Aravind’s doctors come from the ranks of its interns and fellows, and the initial part of their orientation is always spent discussing organizational values. “When they meet the senior leaders over a two-week period, everybody  talks only about not distinguishing between paying and non-paying patients,” Ravindran said.

Ravindran said Aravind’s market penetration is about 30 percent, and the organization is working hard to improve that. It holds dozens of eye camps every week in rural villages, where it conducts exams, offers basic treatment and identifies people who might need surgery. “We talk (to our doctors) about not only respecting the patients but the community leaders who organize those camps,” Ravindran said.

The senior nurses, Ravindran said, are “even more motivated than the doctors,” constantly suggesting ways Aravind could perform even more surgeries. In fact, the system is already remarkably refined; the average cataract surgery in the U.S. takes 21 minutes, but only 6 minutes at Aravind.

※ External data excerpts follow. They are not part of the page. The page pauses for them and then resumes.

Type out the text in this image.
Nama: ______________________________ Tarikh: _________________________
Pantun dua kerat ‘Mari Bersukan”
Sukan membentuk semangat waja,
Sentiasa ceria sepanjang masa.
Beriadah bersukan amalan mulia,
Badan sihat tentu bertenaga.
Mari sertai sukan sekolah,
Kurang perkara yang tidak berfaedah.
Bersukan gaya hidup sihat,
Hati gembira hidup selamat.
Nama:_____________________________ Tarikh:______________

According to Ravindran, in the typical Aravind hospital setting, two doctors operate simultaneously in the same room, with two patients each. One is usually a senior doctor and the other a junior doctor, Ravindran explained, with the more experienced doctor keeping an eye on the work of his peer. In the U.S., there can be only one patient per operating room.

“In India today, we don’t have as many regulations,” Ravindran said. “Each hospital has to take the moral responsibility for the safety and the outcome for the patient. It is not enforced on us.”

Another key difference is that Aravind’s cataract eye surgeons typically don’t wash their hands as they move from patient to patient; they simply apply antiseptic gel to their gloves at each rotation. In the U.S., surgeons wash their hands, apply the gel, add gloves and apply the gel again, Ravindran said, adding that’s an unnecessary step that slows the process.

“It’s not about saving money, it’s about evidence,” Ravindran said. “Based on evidence we know we are not compromising quality.” And that matters: Since they do 400,000 surgeries a year, he says, even small complication percentages can add up to large numbers of problems that have to be dealt with.

The system, he said, means three employees at Aravind facilities in India can do the same amount of work as a team of eight at Kellogg. Bottom line, he said, Aravind can do before lunch what it takes Kellogg all day to do. (Note: Kellogg reported 138,967 patient visits and more than 6,319 surgical procedures in 2012). That means, in theoretical terms, that Aravind – even though it doesn’t charge half of its patients – has the same number of paying patients, and less overhead, compared to Kellogg.

Ravindran said he’s frustrated by what he sees in the U.S. – not the doctors, but the rules that hold them back. “What sometimes upsets me is the regulations. Sometimes the regulations aren’t based on evidence. If a regulation is based on strong evidence then it’s OK. Like the two-table system. We are not compromising the quality or (increasing) infection.” He said cataract surgery is “clean” and “neat” and done largely via sterile machine – as compared to, say, cardiac surgery – and “there’s no harm in having two tables.”

“To me, it’s all only about how do we improve productivity?” he says. That focus on improving a system that is already lauded around the world is part of Aravind’s success, for sure. Another part, Ravindra adds, is cultural: “In India, the element of compassion is always there.”

And it’s that compassion, one could argue, that leads a chain of hospitals to not just endure poor patients, but seek them out and value them as a way to help improve its overall delivery of healthcare – and probably why the Aravind system is yet to be duplicated.

 

Kyle Poplin is the editor of NextBillion Health Care.